As of now, the total number of jobs created last month came to 235,000, while economists were predicting 720,000. Now that 235,000 figure could be adjusted in the coming days. That's a common thing to have happen with jobs data. But all told, it's clear that August's numbers fell very short of expectations. And given that boosted unemployment has now officially run out on a national level (roughly half of states had pulled the plug on that extra $300 a week earlier in the summer), it puts a lot of people in a very tough spot financially.

But is the situation bad enough to warrant a fourth stimulus check? Right now, probably not.

Though job creation wasn't as robust as economists were hoping for, at the end of the day, the unemployment rate is slowly but surely creeping back down toward pre-pandemic levels. And it's a far cry from the record-high 14.7% jobless rate we saw back in April of 2020.

Another thing to keep in mind is that these days, there's no shortage of coronavirus vaccines. So whereas health concerns may have kept more people out of the labor force earlier on in the pandemic, the availability of vaccines changes that.
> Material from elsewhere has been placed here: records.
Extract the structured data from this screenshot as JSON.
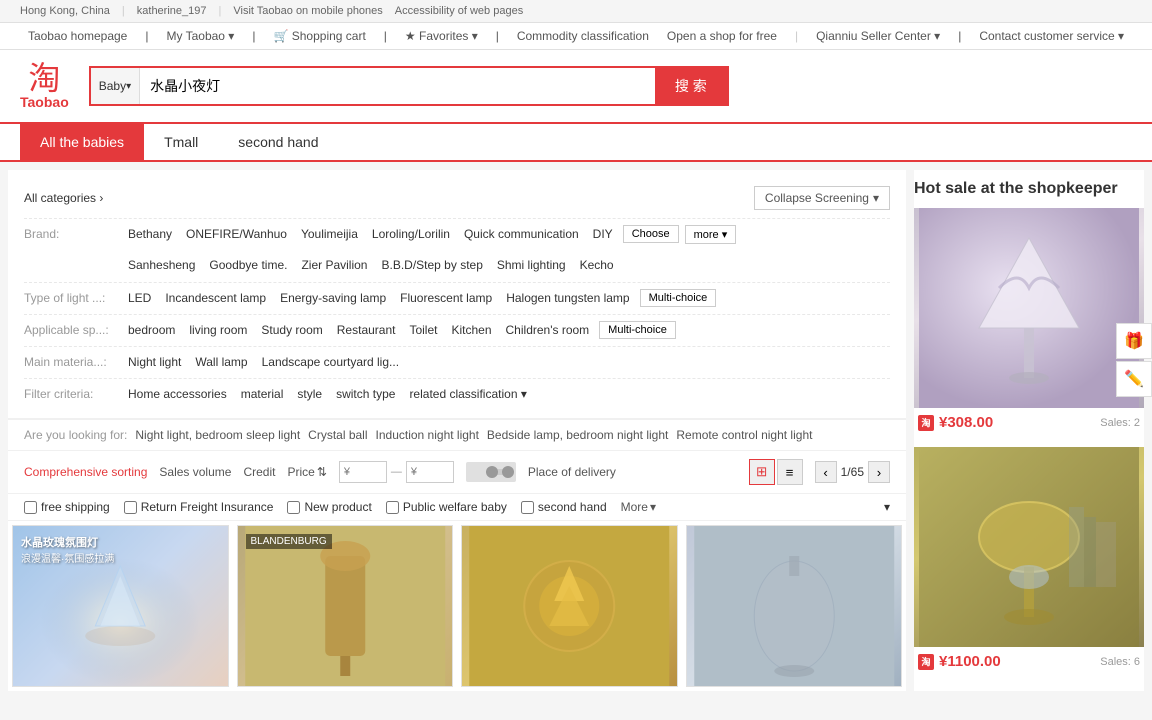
{
  "topbar": {
    "location": "Hong Kong, China",
    "user": "katherine_197",
    "mobile": "Visit Taobao on mobile phones",
    "accessibility": "Accessibility of web pages"
  },
  "navbar": {
    "items": [
      "Taobao homepage",
      "My Taobao",
      "Shopping cart",
      "Favorites",
      "Commodity classification",
      "Open a shop for free",
      "Qianniu Seller Center",
      "Contact customer service"
    ]
  },
  "header": {
    "logo_icon": "淘",
    "logo_text": "Taobao",
    "search_category": "Baby",
    "search_value": "水晶小夜灯",
    "search_btn": "搜 索"
  },
  "tabs": {
    "items": [
      "All the babies",
      "Tmall",
      "second hand"
    ],
    "active": 0
  },
  "filter": {
    "collapse_label": "Collapse Screening",
    "all_categories": "All categories",
    "brand_label": "Brand:",
    "brand_items": [
      "Bethany",
      "ONEFIRE/Wanhuo",
      "Youlimeijia",
      "Loroling/Lorilin",
      "Quick communication",
      "DIY"
    ],
    "brand_more_items": [
      "Sanhesheng",
      "Goodbye time.",
      "Zier Pavilion",
      "B.B.D/Step by step",
      "Shmi lighting",
      "Kecho"
    ],
    "brand_choose": "Choose",
    "brand_more": "more",
    "light_type_label": "Type of light ...:",
    "light_type_items": [
      "LED",
      "Incandescent lamp",
      "Energy-saving lamp",
      "Fluorescent lamp",
      "Halogen tungsten lamp"
    ],
    "light_type_btn": "Multi-choice",
    "applicable_label": "Applicable sp...:",
    "applicable_items": [
      "bedroom",
      "living room",
      "Study room",
      "Restaurant",
      "Toilet",
      "Kitchen",
      "Children's room"
    ],
    "applicable_btn": "Multi-choice",
    "material_label": "Main materia...:",
    "material_items": [
      "Night light",
      "Wall lamp",
      "Landscape courtyard lig..."
    ],
    "criteria_label": "Filter criteria:",
    "criteria_items": [
      "Home accessories",
      "material",
      "style",
      "switch type",
      "related classification"
    ]
  },
  "suggestions": {
    "label": "Are you looking for:",
    "items": [
      "Night light, bedroom sleep light",
      "Crystal ball",
      "Induction night light",
      "Bedside lamp, bedroom night light",
      "Remote control night light"
    ]
  },
  "sort": {
    "items": [
      "Comprehensive sorting",
      "Sales volume",
      "Credit",
      "Price"
    ],
    "active": 0,
    "price_from": "¥",
    "price_to": "¥",
    "delivery_label": "Place of delivery",
    "page_current": "1",
    "page_total": "65"
  },
  "checkboxes": {
    "items": [
      "free shipping",
      "Return Freight Insurance",
      "New product",
      "Public welfare baby",
      "second hand"
    ],
    "more": "More"
  },
  "products": [
    {
      "id": 1,
      "title": "水晶玫瑰氛围灯",
      "subtitle": "浪漫温馨·氛围感拉满",
      "color_class": "p1"
    },
    {
      "id": 2,
      "title": "BLANDENBURG",
      "subtitle": "",
      "color_class": "p2"
    },
    {
      "id": 3,
      "title": "",
      "subtitle": "",
      "color_class": "p3"
    },
    {
      "id": 4,
      "title": "",
      "subtitle": "",
      "color_class": "p4"
    }
  ],
  "hot_sale": {
    "header": "Hot sale at the shopkeeper",
    "products": [
      {
        "price": "¥308.00",
        "sales": "Sales: 2",
        "color_class": "hot-img-1"
      },
      {
        "price": "¥1100.00",
        "sales": "Sales: 6",
        "color_class": "hot-img-2"
      }
    ]
  }
}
Plus, schools are largely reopening for full-time in-person learning, and while students may have to quarantine and learn virtually on an as-needed basis, districts are, for the most part, aiming to have a normal school year (or as normal a year as they can offer given the health crisis at hand). That helps address the issue of childcare, which is another factor that may have been keeping people out of the workforce.

All told, right now, the economic situation isn't terrific, but it also isn't as dire as it once was. And so August's jobs report most likely won't drive lawmakers to push for a fourth stimulus check.

Of course, if the situation deteriorates, things on the stimulus front could change. But that's not something we should hope for.

Furthermore, while a follow-up stimulus check may not come through, there are still other financial benefits that some people may be eligible for. Parents who qualify for the newly expanded Child Tax Credit, for example, can look forward to monthly payments from it for the rest of the year. And if the economy continues to improve, more job opportunities could arise that result in boosted incomes. That's not quite the same thing as another stimulus check, but it achieves a similar purpose.